Andrews’ arms and legs were strapped down to a gurney, but he could still move his head freely.

“His head kept coming up smiling as he would blow kisses and mouth the words ’I love you’ to the two aunts who raised him,” Gurrister said. “This was as the chemicals were flowing into his arms.”

He said it was ”quite eerie.”

“Then (Andrews) went still, you could see his Adam's apple had stopped moving,” Gurrister said. “After that it was maybe another 20 minutes watching the chemicals in the tubes flow through the IVs before they pronounced him dead.”

More than four decades since the crime, it still ranks as one of the worst in Utah’s history. While Gurrister, Gillespie and Beesley had direct connections to the case, many in the community are like McClennan — they still remember how their world changed after April 22, 1974. 

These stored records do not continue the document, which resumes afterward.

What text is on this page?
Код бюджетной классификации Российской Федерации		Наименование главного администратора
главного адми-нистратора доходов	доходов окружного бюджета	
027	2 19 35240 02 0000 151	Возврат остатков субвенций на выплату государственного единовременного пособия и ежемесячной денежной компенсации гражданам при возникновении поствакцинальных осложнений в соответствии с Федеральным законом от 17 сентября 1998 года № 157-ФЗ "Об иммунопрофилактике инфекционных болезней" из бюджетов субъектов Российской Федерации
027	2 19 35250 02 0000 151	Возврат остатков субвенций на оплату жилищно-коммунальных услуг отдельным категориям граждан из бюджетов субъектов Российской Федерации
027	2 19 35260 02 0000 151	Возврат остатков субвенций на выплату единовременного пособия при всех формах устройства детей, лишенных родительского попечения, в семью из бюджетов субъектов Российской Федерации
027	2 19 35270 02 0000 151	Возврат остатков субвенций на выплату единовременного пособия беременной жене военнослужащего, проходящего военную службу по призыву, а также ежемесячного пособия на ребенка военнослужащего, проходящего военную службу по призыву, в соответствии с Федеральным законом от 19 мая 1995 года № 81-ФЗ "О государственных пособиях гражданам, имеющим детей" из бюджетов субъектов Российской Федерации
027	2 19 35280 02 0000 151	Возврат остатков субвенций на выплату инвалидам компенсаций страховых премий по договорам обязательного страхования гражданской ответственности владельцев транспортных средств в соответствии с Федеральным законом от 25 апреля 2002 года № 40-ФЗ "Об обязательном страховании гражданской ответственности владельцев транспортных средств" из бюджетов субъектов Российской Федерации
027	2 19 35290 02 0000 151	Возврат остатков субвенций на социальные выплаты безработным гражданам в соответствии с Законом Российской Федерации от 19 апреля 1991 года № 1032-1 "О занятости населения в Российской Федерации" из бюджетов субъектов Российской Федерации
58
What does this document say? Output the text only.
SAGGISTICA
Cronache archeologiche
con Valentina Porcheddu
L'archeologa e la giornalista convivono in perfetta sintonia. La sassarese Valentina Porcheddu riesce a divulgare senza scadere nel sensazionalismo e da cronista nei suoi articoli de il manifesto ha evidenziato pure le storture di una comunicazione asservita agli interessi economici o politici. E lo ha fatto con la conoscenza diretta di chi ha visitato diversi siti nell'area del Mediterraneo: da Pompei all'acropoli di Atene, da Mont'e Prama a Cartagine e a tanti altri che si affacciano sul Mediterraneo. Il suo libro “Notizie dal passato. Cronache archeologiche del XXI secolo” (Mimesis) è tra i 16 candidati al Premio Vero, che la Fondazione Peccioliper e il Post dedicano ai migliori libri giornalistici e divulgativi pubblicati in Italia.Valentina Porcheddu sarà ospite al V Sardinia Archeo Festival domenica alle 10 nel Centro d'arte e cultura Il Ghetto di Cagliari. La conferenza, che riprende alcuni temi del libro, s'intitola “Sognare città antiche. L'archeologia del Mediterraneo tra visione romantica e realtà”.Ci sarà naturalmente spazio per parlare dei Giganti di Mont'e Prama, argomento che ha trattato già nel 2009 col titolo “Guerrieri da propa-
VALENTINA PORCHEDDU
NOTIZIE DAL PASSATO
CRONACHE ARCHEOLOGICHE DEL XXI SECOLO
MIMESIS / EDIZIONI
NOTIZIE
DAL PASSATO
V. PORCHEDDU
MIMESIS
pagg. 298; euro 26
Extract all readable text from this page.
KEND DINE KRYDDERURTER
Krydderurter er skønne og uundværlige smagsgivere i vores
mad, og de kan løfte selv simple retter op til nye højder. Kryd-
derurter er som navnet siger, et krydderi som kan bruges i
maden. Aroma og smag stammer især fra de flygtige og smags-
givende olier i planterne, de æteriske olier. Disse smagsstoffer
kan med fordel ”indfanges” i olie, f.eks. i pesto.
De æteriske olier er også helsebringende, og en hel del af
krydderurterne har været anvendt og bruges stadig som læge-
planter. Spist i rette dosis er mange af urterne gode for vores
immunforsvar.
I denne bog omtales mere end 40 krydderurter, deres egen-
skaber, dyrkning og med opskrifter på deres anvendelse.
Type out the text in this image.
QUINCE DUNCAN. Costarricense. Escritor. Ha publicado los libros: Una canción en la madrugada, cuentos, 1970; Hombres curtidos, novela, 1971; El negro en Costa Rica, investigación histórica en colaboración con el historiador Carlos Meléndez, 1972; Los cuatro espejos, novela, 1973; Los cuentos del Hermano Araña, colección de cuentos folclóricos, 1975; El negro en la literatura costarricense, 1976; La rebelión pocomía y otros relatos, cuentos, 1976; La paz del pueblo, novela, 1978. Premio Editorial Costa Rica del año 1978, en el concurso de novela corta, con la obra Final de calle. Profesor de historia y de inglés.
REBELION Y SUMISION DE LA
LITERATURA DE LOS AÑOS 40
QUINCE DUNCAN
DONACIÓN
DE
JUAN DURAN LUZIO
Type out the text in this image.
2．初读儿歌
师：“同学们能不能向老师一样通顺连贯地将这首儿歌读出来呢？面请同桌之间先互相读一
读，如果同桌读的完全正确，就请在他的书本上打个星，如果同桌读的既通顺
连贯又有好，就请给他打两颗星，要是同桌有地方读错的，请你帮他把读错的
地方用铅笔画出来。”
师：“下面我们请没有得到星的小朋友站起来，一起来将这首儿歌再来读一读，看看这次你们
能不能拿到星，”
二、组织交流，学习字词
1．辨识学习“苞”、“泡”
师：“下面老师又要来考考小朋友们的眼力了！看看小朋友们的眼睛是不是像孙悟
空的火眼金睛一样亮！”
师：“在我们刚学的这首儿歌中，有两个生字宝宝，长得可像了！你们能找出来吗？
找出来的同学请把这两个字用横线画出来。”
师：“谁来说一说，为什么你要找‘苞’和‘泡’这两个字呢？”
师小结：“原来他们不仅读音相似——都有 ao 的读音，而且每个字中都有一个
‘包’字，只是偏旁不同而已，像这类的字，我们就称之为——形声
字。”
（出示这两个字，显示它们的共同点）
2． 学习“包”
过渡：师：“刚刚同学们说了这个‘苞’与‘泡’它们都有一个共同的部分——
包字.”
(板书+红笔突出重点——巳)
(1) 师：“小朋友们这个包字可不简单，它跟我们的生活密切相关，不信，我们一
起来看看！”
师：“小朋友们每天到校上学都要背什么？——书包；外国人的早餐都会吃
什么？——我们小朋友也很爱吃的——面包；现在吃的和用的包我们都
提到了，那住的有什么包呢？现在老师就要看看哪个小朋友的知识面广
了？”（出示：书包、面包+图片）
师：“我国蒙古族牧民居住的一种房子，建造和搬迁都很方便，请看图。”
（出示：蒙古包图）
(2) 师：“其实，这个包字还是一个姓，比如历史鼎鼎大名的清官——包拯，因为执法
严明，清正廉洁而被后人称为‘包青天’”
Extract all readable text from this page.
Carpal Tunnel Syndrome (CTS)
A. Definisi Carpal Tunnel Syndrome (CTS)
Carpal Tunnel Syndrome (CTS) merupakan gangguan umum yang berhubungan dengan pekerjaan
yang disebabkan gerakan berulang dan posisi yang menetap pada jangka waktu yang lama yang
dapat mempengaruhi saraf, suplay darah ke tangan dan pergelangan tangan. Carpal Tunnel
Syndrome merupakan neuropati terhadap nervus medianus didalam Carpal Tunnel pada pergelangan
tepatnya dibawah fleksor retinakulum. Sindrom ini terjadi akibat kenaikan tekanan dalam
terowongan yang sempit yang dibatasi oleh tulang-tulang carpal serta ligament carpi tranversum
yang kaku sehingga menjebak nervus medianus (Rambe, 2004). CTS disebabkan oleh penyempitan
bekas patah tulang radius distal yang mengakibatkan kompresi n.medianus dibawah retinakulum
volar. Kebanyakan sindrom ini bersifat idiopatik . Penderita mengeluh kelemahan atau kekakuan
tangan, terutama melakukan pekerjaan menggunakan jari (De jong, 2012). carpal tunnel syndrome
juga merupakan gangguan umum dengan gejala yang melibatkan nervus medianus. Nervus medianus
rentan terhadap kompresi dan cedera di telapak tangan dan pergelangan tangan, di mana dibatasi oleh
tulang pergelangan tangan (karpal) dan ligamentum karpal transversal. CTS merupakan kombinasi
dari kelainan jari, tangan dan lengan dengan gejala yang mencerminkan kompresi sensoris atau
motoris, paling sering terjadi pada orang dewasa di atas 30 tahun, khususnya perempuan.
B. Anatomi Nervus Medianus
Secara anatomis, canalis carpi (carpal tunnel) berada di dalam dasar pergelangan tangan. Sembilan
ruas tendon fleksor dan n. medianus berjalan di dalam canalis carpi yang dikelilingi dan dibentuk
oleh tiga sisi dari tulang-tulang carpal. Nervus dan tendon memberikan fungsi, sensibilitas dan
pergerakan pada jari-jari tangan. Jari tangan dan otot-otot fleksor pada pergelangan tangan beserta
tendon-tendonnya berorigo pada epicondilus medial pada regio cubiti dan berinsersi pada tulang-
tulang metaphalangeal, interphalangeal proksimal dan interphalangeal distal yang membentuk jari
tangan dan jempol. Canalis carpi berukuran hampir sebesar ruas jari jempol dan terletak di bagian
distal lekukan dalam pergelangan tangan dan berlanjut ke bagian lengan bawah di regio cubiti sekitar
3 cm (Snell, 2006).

Thursday, April 21, on the eve of the 42nd anniversary, dozens of people left messages with the Standard-Examiner about what they remembered from the Hi-Fi murders. 

Susan Coffey said via Facebook: “Dr. Naisbitt was my OBGYN at this time while I was pregnant with our first child. He stayed focused, compassionate, and strong, while seldom never missing an appointment. He realized how everyone was thinking about him and his family and was humble and grateful. He truly is a remarkable man and showed such faith through such a huge storm.”